I was in the Douro with Discover the Origin to well, discover the wines of the Douro (ok, I guess I was discovering the origins, didn’t want to be too obvious there – #fail). Anyway, we had wound our way through the rather steep hills of the Douro to visit the father/son wine making team of Domingo and Tiago Alves de Sousa of Quinta da Gaivosa. Unfortunately, as so often happens on press trips, we were running late and so Domingo had to rush off to Porto for a wine maker’s dinner. Tiago however, was able to stay and give us a grand tour of their vineyards and explain a bit about the land.
Quinta da Gaivosa’s vines are perched high on the steep hillsides and many of the vines are over 80 years old. It’s this longevity that gives their wines such concentration. I shot a short video of Tiago explaining the soil and climate of the region.
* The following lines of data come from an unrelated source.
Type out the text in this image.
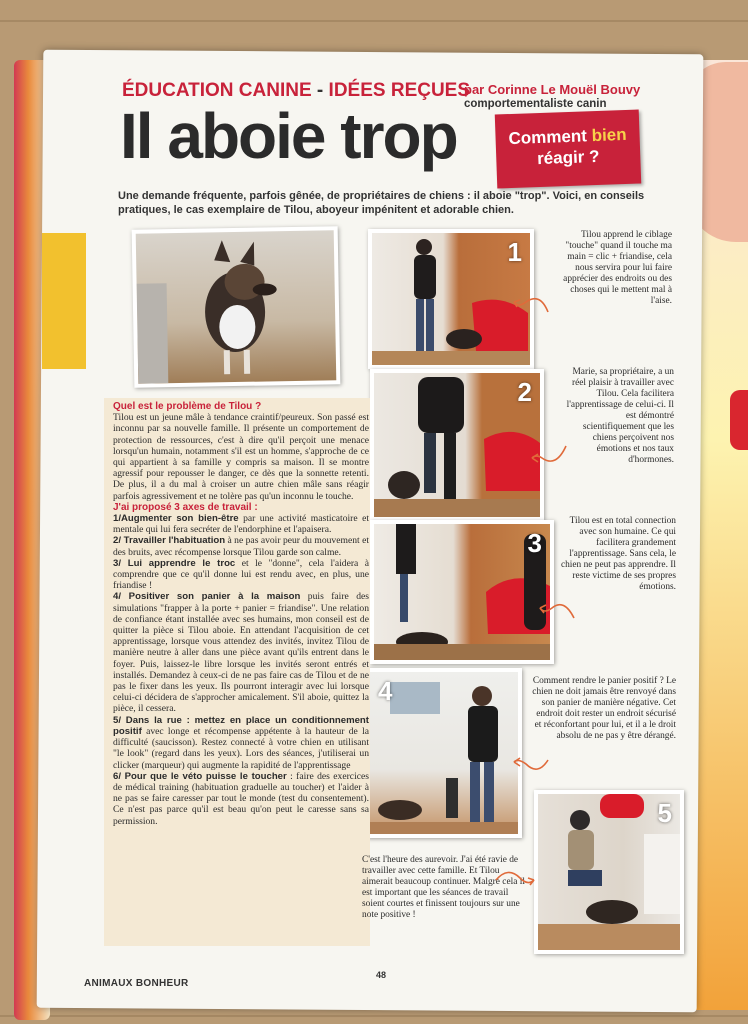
ÉDUCATION CANINE - IDÉES REÇUES
par Corinne Le Mouël Bouvy
comportementaliste canin
Il aboie trop	Comment bien
réagir ?
Une demande fréquente, parfois gênée, de propriétaires de chiens : il aboie "trop". Voici, en conseils pratiques, le cas exemplaire de Tilou, aboyeur impénitent et adorable chien.
1
2
3
4
5

Quel est le problème de Tilou ?

Tilou est un jeune mâle à tendance craintif/peureux. Son passé est inconnu par sa nouvelle famille. Il présente un comportement de protection de ressources, c'est à dire qu'il perçoit une menace lorsqu'un humain, notamment s'il est un homme, s'approche de ce qui appartient à sa famille y compris sa maison. Il se montre agressif pour repousser le danger, ce dès que la sonnette retenti. De plus, il a du mal à croiser un autre chien mâle sans réagir parfois agressivement et ne tolère pas qu'un inconnu le touche.

J'ai proposé 3 axes de travail :

1/Augmenter son bien-être par une activité masticatoire et mentale qui lui fera secréter de l'endorphine et l'apaisera.

2/ Travailler l'habituation à ne pas avoir peur du mouvement et des bruits, avec récompense lorsque Tilou garde son calme.

3/ Lui apprendre le troc et le "donne", cela l'aidera à comprendre que ce qu'il donne lui est rendu avec, en plus, une friandise !

4/ Positiver son panier à la maison puis faire des simulations "frapper à la porte + panier = friandise". Une relation de confiance étant installée avec ses humains, mon conseil est de quitter la pièce si Tilou aboie. En attendant l'acquisition de cet apprentissage, lorsque vous attendez des invités, invitez Tilou de manière neutre à aller dans une pièce avant qu'ils entrent dans le foyer. Puis, laissez-le libre lorsque les invités seront entrés et installés. Demandez à ceux-ci de ne pas faire cas de Tilou et de ne pas le fixer dans les yeux. Ils pourront interagir avec lui lorsque celui-ci décidera de s'approcher amicalement. S'il aboie, quittez la pièce, il cessera.

5/ Dans la rue : mettez en place un conditionnement positif avec longe et récompense appétente à la hauteur de la difficulté (saucisson). Restez connecté à votre chien en utilisant "le look" (regard dans les yeux). Lors des séances, j'utiliserai un clicker (marqueur) qui augmente la rapidité de l'apprentissage

6/ Pour que le véto puisse le toucher : faire des exercices de médical training (habituation graduelle au toucher) et l'aider à ne pas se faire caresser par tout le monde (test du consentement). Ce n'est pas parce qu'il est beau qu'on peut le caresse sans sa permission.

Tilou apprend le ciblage "touche" quand il touche ma main = clic + friandise, cela nous servira pour lui faire apprécier des endroits ou des choses qui le mettent mal à l'aise.
Marie, sa propriétaire, a un réel plaisir à travailler avec Tilou. Cela facilitera l'apprentissage de celui-ci. Il est démontré scientifiquement que les chiens perçoivent nos émotions et nos taux d'hormones.
Tilou est en total connection avec son humaine. Ce qui facilitera grandement l'apprentissage. Sans cela, le chien ne peut pas apprendre. Il reste victime de ses propres émotions.
Comment rendre le panier positif ? Le chien ne doit jamais être renvoyé dans son panier de manière négative. Cet endroit doit rester un endroit sécurisé et réconfortant pour lui, et il a le droit absolu de ne pas y être dérangé.
C'est l'heure des aurevoir. J'ai été ravie de travailler avec cette famille. Et Tilou aimerait beaucoup continuer. Malgré cela il est important que les séances de travail soient courtes et finissent toujours sur une note positive !
ANIMAUX BONHEUR
48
Some of you may have seen it already as I inadvertently posted it as a stand alone video here last week:
Many of the vines at Quinta da Gaivosa are as I mentioned over 80 years old and there is one vineyard in particular that Tiago is not even sure how old it is, he thinks it’s over 100 years old but no one is sure as it was an abandonded vineyard. Tiago discovered it one day and decided to see what the vines would supply. We took a drive up to the top of the hill where the abandoned vines were and he has left it much as he found it. There are big gaps between the gnarled, stubby vine trunks and honestly, they did look rather pathetic under the bright sunlight.
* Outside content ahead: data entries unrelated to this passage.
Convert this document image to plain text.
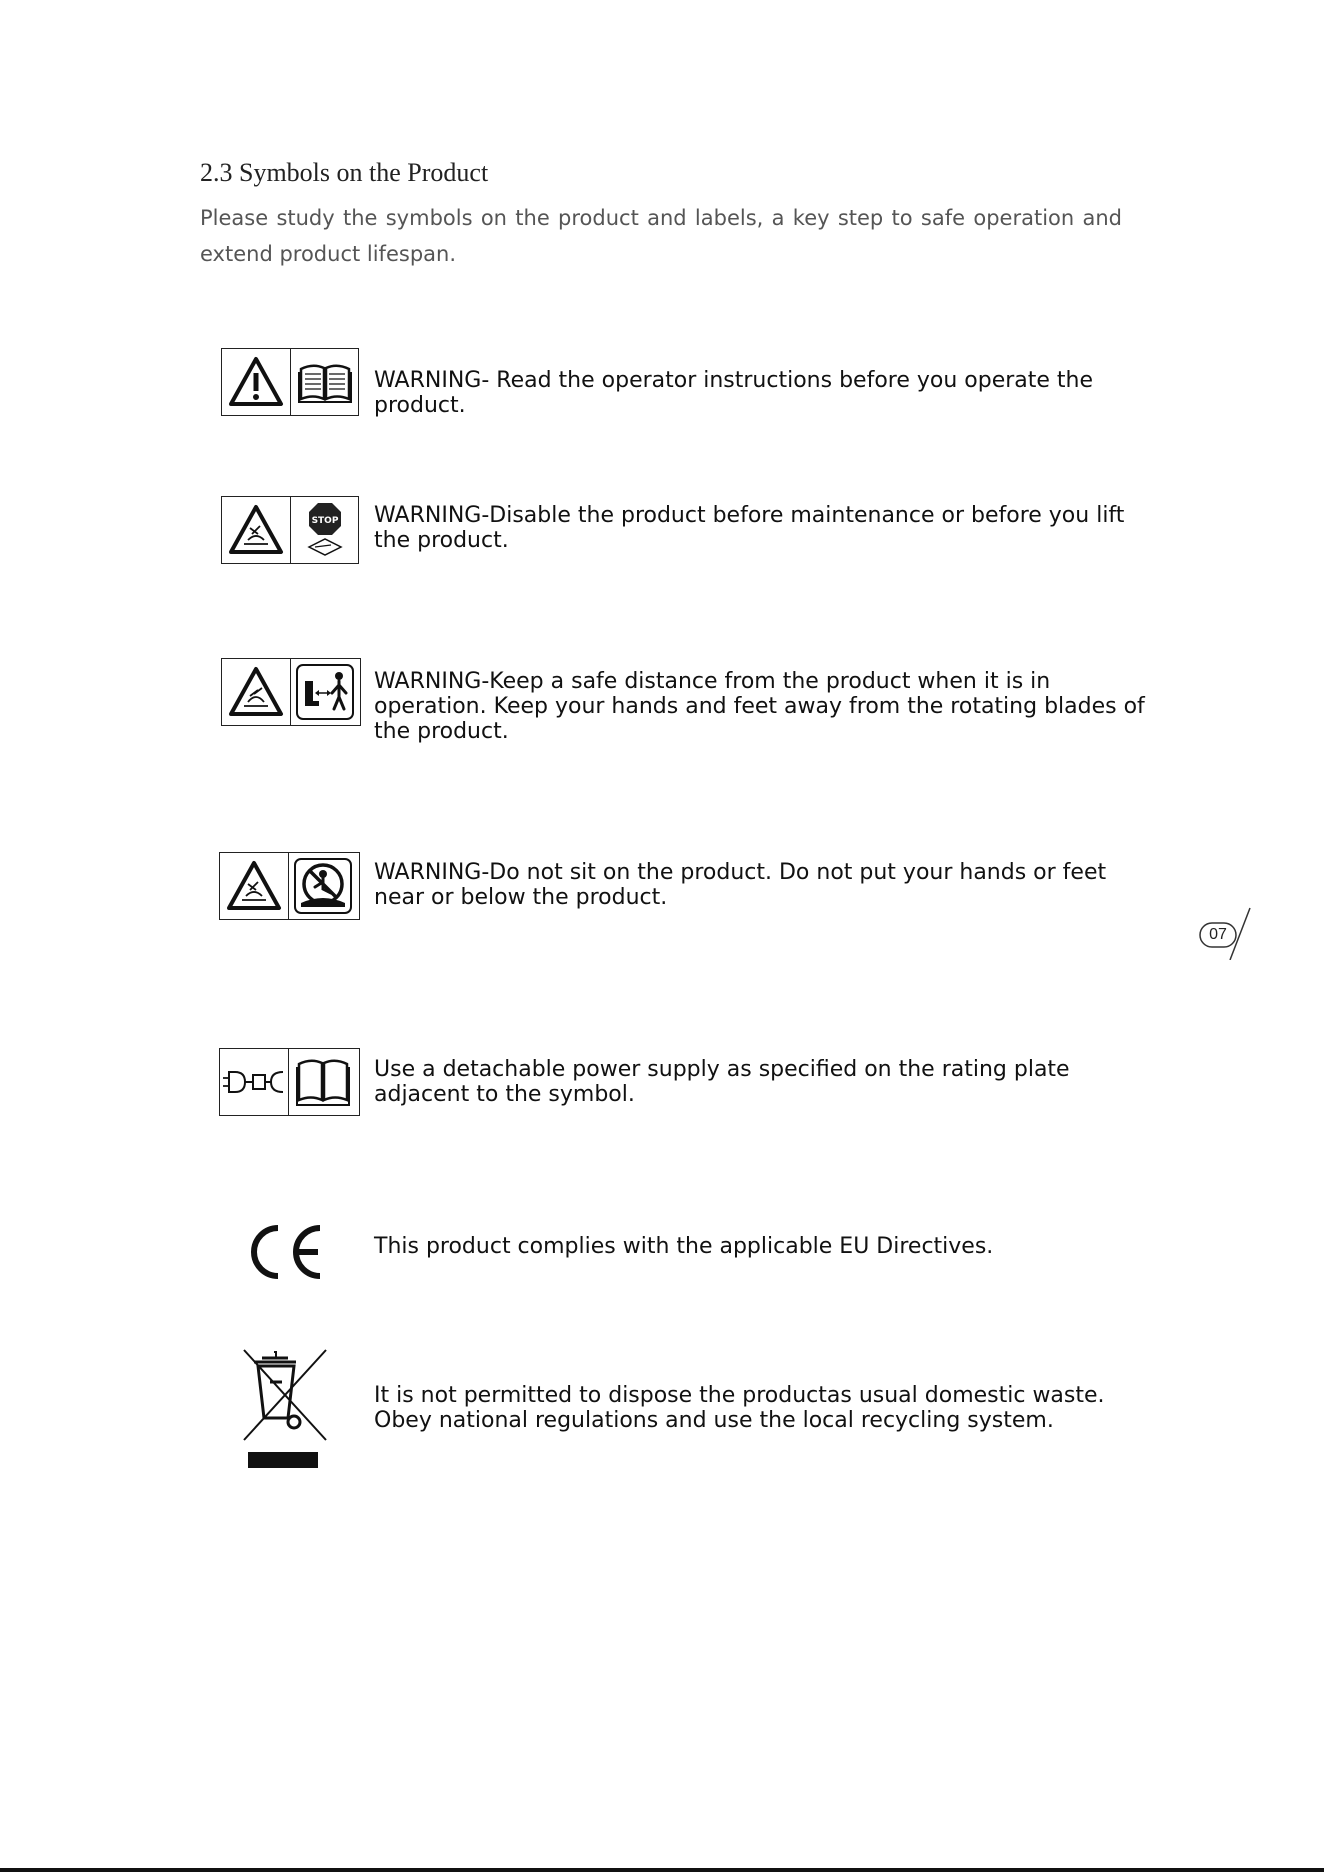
2.3 Symbols on the Product

Please study the symbols on the product and labels, a key step to safe operation and extend product lifespan.

WARNING- Read the operator instructions before you operate the product.

STOP WARNING-Disable the product before maintenance or before you lift the product.

WARNING-Keep a safe distance from the product when it is in operation. Keep your hands and feet away from the rotating blades of the product.

WARNING-Do not sit on the product. Do not put your hands or feet near or below the product.

Use a detachable power supply as specified on the rating plate adjacent to the symbol.

This product complies with the applicable EU Directives.

It is not permitted to dispose the productas usual domestic waste. Obey national regulations and use the local recycling system.

07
Tiago has tidied up the vineyard a bit but hasn’t done much else. He just lets the vines produce what they can.The wine he makes is called a “field blend” because they don’t know exactly all of the grape varieties that are in the vineyard. It’s actually quite common in these old vineyards to have field blends because back in the day, they just planted what they could and hoped for the best. I was speaking to another Douro winemaker and he told me that often vines that were planted haphazardly actually fared better when times were tough because the vines helped each other out. Tiago thinks there were about 20 different varieties in the small Abandonado vineyard. He says they average about 1 bunch per vine. He calls his wine Abandonado, after the vineyard. We tried the 2009 Abandonado in the friendly winery tasting room. Tiago hadn’t tasted it in awhile but he found it developing well, minty, smoky notes on the nose and tasting it, it’s still a very young wine, tight on the palate with herbal and fruity flavours. Tiago thinks it has a long way to go but it will mature into a wonderful wine.
It was a fun afternoon, driving up and down the steep roads of the vineyard dirt roads, visiting abandoned vines and tasting the fruits of their labours. There is so much more to the Douro Valley then vintage port and I look forward to discovering more. Despite it being the oldest demarcated wine region in the world, there always seems to be something new and exciting.